After an hour and half of listening and trying to answer his constituents health care concerns, Himes stepped up to the plate and took another 15 minutes to address the frustrated mob of at least 50 residents remaining outside. Although we found it odd he needed 8 local cops to escort him outside and talk to them.
Questions mounted by attendees walking out of the event regarding why team Himes choose a room that only fits 200 people if they wanted to truly hear all voters voice. Over 400 people tried to get in and that doesn’t even count the ones who walked away when they saw the mob.
When WGCH radio host Tony Savino, who moderated the event, was asked who picked this venue he said, “I thought it was going to be at the Greenwich Hyatt. I don’t know who changed it.”
Liz Kerr, Himes DC spokesman responded, “We never secured the Hyatt.” She didn’t answer why a bigger forum to house more residents wasn’t chosen – like the Greenwich High School? If you’re game to go face to face with Himes again you find him tomorrow night at the Norwalk High School starting at 6:30. Although I doubt many Greenwichites want to make the trek over there.

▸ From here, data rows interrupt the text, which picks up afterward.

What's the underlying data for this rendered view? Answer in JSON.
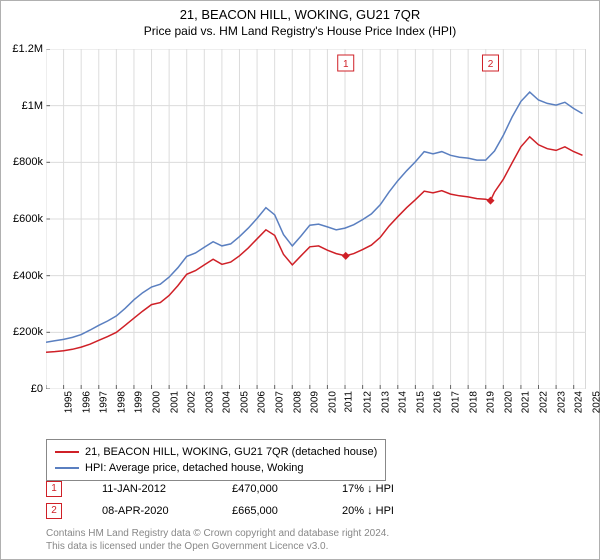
{
  "title": "21, BEACON HILL, WOKING, GU21 7QR",
  "subtitle": "Price paid vs. HM Land Registry's House Price Index (HPI)",
  "chart": {
    "type": "line",
    "background_color": "#ffffff",
    "plot_border_color": "#b0b0b0",
    "grid_color": "#dcdcdc",
    "font_family": "Arial",
    "title_fontsize": 13,
    "subtitle_fontsize": 12,
    "ylabel_fontsize": 11,
    "xlabel_fontsize": 10,
    "xlim": [
      1995,
      2025.7
    ],
    "ylim": [
      0,
      1200000
    ],
    "ytick_step": 200000,
    "yticks": [
      "£0",
      "£200k",
      "£400k",
      "£600k",
      "£800k",
      "£1M",
      "£1.2M"
    ],
    "xticks": [
      1995,
      1996,
      1997,
      1998,
      1999,
      2000,
      2001,
      2002,
      2003,
      2004,
      2005,
      2006,
      2007,
      2008,
      2009,
      2010,
      2011,
      2012,
      2013,
      2014,
      2015,
      2016,
      2017,
      2018,
      2019,
      2020,
      2021,
      2022,
      2023,
      2024,
      2025
    ],
    "series": [
      {
        "name": "21, BEACON HILL, WOKING, GU21 7QR (detached house)",
        "color": "#cf2027",
        "line_width": 1.5,
        "data": [
          [
            1995,
            130000
          ],
          [
            1995.5,
            132000
          ],
          [
            1996,
            135000
          ],
          [
            1996.5,
            140000
          ],
          [
            1997,
            148000
          ],
          [
            1997.5,
            158000
          ],
          [
            1998,
            172000
          ],
          [
            1998.5,
            185000
          ],
          [
            1999,
            200000
          ],
          [
            1999.5,
            225000
          ],
          [
            2000,
            250000
          ],
          [
            2000.5,
            275000
          ],
          [
            2001,
            298000
          ],
          [
            2001.5,
            305000
          ],
          [
            2002,
            330000
          ],
          [
            2002.5,
            365000
          ],
          [
            2003,
            405000
          ],
          [
            2003.5,
            418000
          ],
          [
            2004,
            438000
          ],
          [
            2004.5,
            458000
          ],
          [
            2005,
            440000
          ],
          [
            2005.5,
            448000
          ],
          [
            2006,
            470000
          ],
          [
            2006.5,
            498000
          ],
          [
            2007,
            530000
          ],
          [
            2007.5,
            562000
          ],
          [
            2008,
            542000
          ],
          [
            2008.5,
            475000
          ],
          [
            2009,
            438000
          ],
          [
            2009.5,
            470000
          ],
          [
            2010,
            502000
          ],
          [
            2010.5,
            505000
          ],
          [
            2011,
            490000
          ],
          [
            2011.5,
            478000
          ],
          [
            2012.04,
            470000
          ],
          [
            2012.5,
            478000
          ],
          [
            2013,
            492000
          ],
          [
            2013.5,
            508000
          ],
          [
            2014,
            535000
          ],
          [
            2014.5,
            575000
          ],
          [
            2015,
            608000
          ],
          [
            2015.5,
            640000
          ],
          [
            2016,
            668000
          ],
          [
            2016.5,
            698000
          ],
          [
            2017,
            692000
          ],
          [
            2017.5,
            700000
          ],
          [
            2018,
            688000
          ],
          [
            2018.5,
            682000
          ],
          [
            2019,
            678000
          ],
          [
            2019.5,
            672000
          ],
          [
            2020,
            670000
          ],
          [
            2020.27,
            665000
          ],
          [
            2020.5,
            695000
          ],
          [
            2021,
            740000
          ],
          [
            2021.5,
            798000
          ],
          [
            2022,
            855000
          ],
          [
            2022.5,
            890000
          ],
          [
            2023,
            862000
          ],
          [
            2023.5,
            848000
          ],
          [
            2024,
            842000
          ],
          [
            2024.5,
            855000
          ],
          [
            2025,
            838000
          ],
          [
            2025.5,
            825000
          ]
        ]
      },
      {
        "name": "HPI: Average price, detached house, Woking",
        "color": "#5a7fc0",
        "line_width": 1.5,
        "data": [
          [
            1995,
            165000
          ],
          [
            1995.5,
            170000
          ],
          [
            1996,
            175000
          ],
          [
            1996.5,
            182000
          ],
          [
            1997,
            192000
          ],
          [
            1997.5,
            208000
          ],
          [
            1998,
            225000
          ],
          [
            1998.5,
            240000
          ],
          [
            1999,
            258000
          ],
          [
            1999.5,
            285000
          ],
          [
            2000,
            315000
          ],
          [
            2000.5,
            340000
          ],
          [
            2001,
            360000
          ],
          [
            2001.5,
            370000
          ],
          [
            2002,
            395000
          ],
          [
            2002.5,
            428000
          ],
          [
            2003,
            468000
          ],
          [
            2003.5,
            480000
          ],
          [
            2004,
            500000
          ],
          [
            2004.5,
            520000
          ],
          [
            2005,
            505000
          ],
          [
            2005.5,
            512000
          ],
          [
            2006,
            538000
          ],
          [
            2006.5,
            568000
          ],
          [
            2007,
            602000
          ],
          [
            2007.5,
            640000
          ],
          [
            2008,
            615000
          ],
          [
            2008.5,
            545000
          ],
          [
            2009,
            505000
          ],
          [
            2009.5,
            540000
          ],
          [
            2010,
            578000
          ],
          [
            2010.5,
            582000
          ],
          [
            2011,
            572000
          ],
          [
            2011.5,
            562000
          ],
          [
            2012,
            568000
          ],
          [
            2012.5,
            580000
          ],
          [
            2013,
            598000
          ],
          [
            2013.5,
            618000
          ],
          [
            2014,
            650000
          ],
          [
            2014.5,
            695000
          ],
          [
            2015,
            735000
          ],
          [
            2015.5,
            770000
          ],
          [
            2016,
            802000
          ],
          [
            2016.5,
            838000
          ],
          [
            2017,
            830000
          ],
          [
            2017.5,
            838000
          ],
          [
            2018,
            825000
          ],
          [
            2018.5,
            818000
          ],
          [
            2019,
            815000
          ],
          [
            2019.5,
            808000
          ],
          [
            2020,
            808000
          ],
          [
            2020.5,
            840000
          ],
          [
            2021,
            895000
          ],
          [
            2021.5,
            960000
          ],
          [
            2022,
            1015000
          ],
          [
            2022.5,
            1048000
          ],
          [
            2023,
            1020000
          ],
          [
            2023.5,
            1008000
          ],
          [
            2024,
            1002000
          ],
          [
            2024.5,
            1012000
          ],
          [
            2025,
            990000
          ],
          [
            2025.5,
            972000
          ]
        ]
      }
    ],
    "markers": [
      {
        "label": "1",
        "x": 2012.04,
        "y": 470000,
        "color": "#cf2027"
      },
      {
        "label": "2",
        "x": 2020.27,
        "y": 665000,
        "color": "#cf2027"
      }
    ]
  },
  "legend": {
    "series1": "21, BEACON HILL, WOKING, GU21 7QR (detached house)",
    "series2": "HPI: Average price, detached house, Woking"
  },
  "sales": [
    {
      "marker": "1",
      "date": "11-JAN-2012",
      "price": "£470,000",
      "diff": "17% ↓ HPI"
    },
    {
      "marker": "2",
      "date": "08-APR-2020",
      "price": "£665,000",
      "diff": "20% ↓ HPI"
    }
  ],
  "footer": {
    "line1": "Contains HM Land Registry data © Crown copyright and database right 2024.",
    "line2": "This data is licensed under the Open Government Licence v3.0."
  }
}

Here’s a link to Himes’ press girl asking outside mob if they want info on the Norwalk event – they all yell no – it’s classic.http://www.clipsyndicate.com/video/play/1079334/himes_holds_town_hall_on_health_care
Here is the question posed to Rep. Himes, which he has promised to answer. When (if) he does, we’ll post it here. [Ed]
Cheryl Resnick question for Congressman Himes:
When Massachusetts implemented universal health care Cheryl had a friend who found it impossible to find a good doctor after her regular doctor retired. As a result they had to opt out for a private option paying over $5,000 more so they could get a doctor that look fewer patients and was available when they needed him.
Cheryl asks: If the administration is saying an additional 47 million people will be added to the public option, how will they responsibly handle the inflow of new patients – so what happened in Mass doesn’t happen here. How will the public option participants know they can still get their good doctors if the public option pays the doctor less? Do we have enough quality medical talent to handle an influx of 47 million new patients to the system?